Fred Dekker’s The Monster Squad (1987) comes across as if a 10 year-old was asked to write down their idea of a perfect horror film. While that might sound like an insult, I really mean it in the best way possible. The film captures a spirit of adolescent adventure, the kind of fantastical story that reminds you of your own childhood imaginings. It’s like The Goonies (1985), only for the horror set.
Our story centers on a small group of kids who obsess over monsters, even forming their own club dedicated to discussing all things creepy. Meanwhile, strange occurrences begin taking place around their small town. As it turns out, Dracula, along with several other classic monsters, are plotting to take over the world. Since no adults believe that monsters are on the loose, the kids must put their knowledge of monsters to the test and stand up as a last line of defense to save the world.
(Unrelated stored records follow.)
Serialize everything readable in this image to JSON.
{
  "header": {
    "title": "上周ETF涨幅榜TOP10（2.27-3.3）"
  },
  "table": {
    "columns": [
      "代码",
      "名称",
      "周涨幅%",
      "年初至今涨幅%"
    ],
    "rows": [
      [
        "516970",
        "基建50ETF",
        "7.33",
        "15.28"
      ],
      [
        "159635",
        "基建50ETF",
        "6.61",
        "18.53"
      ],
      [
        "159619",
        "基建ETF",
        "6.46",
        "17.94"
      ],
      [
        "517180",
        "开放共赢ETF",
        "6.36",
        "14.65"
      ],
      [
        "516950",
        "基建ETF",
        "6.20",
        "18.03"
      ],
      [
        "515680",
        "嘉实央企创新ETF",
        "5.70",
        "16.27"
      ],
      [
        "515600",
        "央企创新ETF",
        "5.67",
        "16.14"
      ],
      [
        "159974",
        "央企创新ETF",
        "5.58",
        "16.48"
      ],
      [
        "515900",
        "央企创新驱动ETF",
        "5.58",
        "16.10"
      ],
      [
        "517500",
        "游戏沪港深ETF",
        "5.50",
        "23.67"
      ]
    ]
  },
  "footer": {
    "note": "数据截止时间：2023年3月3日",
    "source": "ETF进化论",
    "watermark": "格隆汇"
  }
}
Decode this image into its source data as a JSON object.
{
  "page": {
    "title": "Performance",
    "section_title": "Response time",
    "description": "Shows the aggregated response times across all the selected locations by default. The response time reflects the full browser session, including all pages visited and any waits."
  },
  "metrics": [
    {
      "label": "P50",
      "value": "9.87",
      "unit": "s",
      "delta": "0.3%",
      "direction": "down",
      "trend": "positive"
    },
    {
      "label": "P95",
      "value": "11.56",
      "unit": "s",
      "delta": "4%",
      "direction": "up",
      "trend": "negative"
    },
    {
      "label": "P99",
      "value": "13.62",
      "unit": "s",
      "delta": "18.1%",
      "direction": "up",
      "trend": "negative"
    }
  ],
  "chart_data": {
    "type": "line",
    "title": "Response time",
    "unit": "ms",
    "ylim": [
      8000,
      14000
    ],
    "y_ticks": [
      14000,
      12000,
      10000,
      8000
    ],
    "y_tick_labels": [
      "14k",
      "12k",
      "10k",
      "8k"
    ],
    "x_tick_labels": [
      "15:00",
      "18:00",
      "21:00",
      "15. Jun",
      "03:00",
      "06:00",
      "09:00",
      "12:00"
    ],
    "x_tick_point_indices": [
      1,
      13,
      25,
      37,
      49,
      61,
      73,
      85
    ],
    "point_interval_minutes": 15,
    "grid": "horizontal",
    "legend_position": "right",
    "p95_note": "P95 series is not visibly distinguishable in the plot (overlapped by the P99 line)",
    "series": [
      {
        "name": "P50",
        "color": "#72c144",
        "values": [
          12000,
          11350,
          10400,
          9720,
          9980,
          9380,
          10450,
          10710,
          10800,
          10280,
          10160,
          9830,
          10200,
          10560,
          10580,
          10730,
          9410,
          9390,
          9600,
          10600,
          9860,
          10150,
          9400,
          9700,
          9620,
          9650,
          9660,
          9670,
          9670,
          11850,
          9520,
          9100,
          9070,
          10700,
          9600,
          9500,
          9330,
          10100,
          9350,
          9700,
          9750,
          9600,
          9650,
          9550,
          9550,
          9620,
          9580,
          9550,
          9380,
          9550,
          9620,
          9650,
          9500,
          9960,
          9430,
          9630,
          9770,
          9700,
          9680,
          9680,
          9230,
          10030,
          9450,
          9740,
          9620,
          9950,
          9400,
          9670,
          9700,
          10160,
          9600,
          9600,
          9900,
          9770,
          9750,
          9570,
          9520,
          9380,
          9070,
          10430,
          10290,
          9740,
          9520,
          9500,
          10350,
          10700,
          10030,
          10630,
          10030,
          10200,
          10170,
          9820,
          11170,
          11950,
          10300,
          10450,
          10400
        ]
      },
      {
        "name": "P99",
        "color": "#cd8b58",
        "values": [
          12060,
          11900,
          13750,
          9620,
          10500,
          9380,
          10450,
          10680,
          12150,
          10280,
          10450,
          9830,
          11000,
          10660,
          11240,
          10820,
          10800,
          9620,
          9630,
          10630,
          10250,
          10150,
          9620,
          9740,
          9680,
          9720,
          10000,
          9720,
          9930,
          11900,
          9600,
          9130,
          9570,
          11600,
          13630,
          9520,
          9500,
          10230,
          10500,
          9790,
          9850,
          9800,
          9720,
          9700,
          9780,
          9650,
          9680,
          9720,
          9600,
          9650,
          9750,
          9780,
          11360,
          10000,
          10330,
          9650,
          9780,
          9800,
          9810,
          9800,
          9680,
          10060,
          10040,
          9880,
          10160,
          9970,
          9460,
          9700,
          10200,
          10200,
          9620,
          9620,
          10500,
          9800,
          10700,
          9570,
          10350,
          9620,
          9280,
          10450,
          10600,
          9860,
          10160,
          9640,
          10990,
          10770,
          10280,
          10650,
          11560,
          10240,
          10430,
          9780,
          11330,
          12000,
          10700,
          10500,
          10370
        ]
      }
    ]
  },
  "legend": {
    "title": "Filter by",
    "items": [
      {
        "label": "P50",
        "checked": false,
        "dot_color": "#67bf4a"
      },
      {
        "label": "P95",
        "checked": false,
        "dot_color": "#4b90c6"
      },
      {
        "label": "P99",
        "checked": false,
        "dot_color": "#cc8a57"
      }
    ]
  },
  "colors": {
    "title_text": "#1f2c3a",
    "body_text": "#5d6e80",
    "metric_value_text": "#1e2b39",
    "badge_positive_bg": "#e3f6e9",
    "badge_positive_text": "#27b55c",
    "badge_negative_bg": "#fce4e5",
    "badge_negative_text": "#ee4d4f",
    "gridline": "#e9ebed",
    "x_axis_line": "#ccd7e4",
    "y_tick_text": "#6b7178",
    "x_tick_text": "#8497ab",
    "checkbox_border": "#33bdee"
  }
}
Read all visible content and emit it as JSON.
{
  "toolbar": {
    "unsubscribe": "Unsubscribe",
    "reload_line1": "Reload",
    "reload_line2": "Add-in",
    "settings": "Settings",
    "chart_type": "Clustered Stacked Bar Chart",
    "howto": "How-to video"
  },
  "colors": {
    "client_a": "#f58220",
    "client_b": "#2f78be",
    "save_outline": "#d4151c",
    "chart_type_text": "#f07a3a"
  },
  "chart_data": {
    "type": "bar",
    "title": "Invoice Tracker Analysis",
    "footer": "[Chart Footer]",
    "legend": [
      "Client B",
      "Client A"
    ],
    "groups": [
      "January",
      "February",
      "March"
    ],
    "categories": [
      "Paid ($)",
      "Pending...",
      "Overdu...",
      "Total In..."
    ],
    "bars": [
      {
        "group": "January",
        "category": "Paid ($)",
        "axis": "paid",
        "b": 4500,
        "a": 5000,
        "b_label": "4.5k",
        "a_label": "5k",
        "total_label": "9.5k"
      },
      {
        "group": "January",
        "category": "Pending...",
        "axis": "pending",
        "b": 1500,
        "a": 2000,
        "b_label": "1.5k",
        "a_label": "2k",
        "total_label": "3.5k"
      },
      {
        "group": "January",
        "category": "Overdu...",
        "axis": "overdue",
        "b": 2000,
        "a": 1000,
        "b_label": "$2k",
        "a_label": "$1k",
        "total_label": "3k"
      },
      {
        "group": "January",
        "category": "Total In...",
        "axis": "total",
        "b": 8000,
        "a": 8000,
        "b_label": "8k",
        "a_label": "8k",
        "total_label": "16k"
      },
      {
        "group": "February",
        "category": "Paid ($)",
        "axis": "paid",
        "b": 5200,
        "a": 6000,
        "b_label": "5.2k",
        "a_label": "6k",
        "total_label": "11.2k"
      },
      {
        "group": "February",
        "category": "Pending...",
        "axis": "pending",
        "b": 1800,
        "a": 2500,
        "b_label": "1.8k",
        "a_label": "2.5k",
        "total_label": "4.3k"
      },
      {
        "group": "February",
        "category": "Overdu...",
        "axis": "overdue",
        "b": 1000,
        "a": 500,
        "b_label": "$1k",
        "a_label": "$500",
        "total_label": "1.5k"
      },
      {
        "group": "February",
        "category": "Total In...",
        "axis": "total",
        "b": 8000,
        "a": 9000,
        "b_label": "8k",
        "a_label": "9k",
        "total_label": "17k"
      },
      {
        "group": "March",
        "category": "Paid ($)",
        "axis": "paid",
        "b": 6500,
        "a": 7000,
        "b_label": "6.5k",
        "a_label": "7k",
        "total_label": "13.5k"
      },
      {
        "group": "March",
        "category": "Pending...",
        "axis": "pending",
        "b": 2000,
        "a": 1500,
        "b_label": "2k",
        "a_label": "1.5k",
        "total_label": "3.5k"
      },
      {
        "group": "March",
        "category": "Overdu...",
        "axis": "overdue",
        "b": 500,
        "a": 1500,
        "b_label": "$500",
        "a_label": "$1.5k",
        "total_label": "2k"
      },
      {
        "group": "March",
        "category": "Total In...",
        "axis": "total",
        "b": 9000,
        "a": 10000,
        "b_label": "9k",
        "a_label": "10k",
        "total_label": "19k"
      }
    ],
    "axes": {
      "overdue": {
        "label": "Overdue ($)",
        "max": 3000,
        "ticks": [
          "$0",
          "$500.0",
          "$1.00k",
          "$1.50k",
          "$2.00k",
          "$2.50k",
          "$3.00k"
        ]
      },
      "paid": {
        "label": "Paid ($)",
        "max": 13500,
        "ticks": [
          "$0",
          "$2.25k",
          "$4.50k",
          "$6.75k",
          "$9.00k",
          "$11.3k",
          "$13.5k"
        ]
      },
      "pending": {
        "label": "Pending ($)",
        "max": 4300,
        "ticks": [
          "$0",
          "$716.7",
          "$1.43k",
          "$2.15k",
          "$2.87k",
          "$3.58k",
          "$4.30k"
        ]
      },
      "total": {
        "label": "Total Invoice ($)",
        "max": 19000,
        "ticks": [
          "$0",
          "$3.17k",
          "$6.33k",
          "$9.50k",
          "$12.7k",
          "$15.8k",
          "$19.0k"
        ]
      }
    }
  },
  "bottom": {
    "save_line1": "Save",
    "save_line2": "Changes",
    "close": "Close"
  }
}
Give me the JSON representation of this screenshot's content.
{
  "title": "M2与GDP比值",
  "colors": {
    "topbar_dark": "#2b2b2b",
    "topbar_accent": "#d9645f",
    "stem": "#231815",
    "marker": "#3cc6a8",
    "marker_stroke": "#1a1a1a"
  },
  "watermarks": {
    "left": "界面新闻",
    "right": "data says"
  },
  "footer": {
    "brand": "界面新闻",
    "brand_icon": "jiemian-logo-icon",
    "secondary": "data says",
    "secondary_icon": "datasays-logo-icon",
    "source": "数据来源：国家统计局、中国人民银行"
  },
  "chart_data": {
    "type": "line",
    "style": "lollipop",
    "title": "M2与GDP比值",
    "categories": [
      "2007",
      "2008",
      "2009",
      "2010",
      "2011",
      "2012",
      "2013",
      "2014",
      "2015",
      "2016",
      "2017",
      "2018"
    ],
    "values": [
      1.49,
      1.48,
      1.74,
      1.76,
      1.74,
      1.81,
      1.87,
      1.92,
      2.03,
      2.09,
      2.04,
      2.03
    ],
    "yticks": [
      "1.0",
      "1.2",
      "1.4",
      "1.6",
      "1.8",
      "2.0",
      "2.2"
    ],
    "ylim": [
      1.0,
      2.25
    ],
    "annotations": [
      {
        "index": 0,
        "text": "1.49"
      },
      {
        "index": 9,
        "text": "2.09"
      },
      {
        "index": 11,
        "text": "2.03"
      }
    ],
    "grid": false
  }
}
If that plot synopsis seems overly simple and generic, it probably is. The biggest problems I found with this film mostly come from the running time. At 82 minutes, the story feels rushed, leaving many aspects of the film coming off as underdeveloped. We are introduced to these kids, but never really get to know them that well. And the evil plot of the monsters, involving the retrieval of an ancient amulet, is paper thin. At times, it feels as if scenes have been removed in order to pick up the pace (which could very well be the situation). Fortunately, details like these don’t completely derail the film as its charms outweigh these issues.
What The Monster Squad really has going for it is the filmmaker’s obvious love for the material. Fred Dekker clearly relished the opportunity to pay homage to old-school horror films, blending them with his own sense of humor. While this may appear to be a kids film, a noticeable adult sensibility permeates throughout the proceedings. For example, one of the kids who is new to the Monster Squad inexplicably dresses like a 1950’s greaser, clearly a reference to the B-movies of the 50’s for which this film owes a great debt. While adults may understand such a reference, it would go right over kid’s heads. Many other references are scattered all over the film, with a considerable amount of fun coming from each viewer’s knowledge of horror genre conventions and watching how they are handled.
While The Monster Squad may not attain the heights of the films it affectionately sends-up, it sure is a fun time. The movie is filled with the conversations and questions that many kids have regarding monsters – some of which are played out with hilarious results (Can you really only kill a werewolf with a silver bullet?). And with its sly nods to films past, both adults and children can find something to enjoy. The overriding spirit of the movie, along with its sense of humor, sets it apart from the average scare-fest, announcing its presence as a cult-favorite.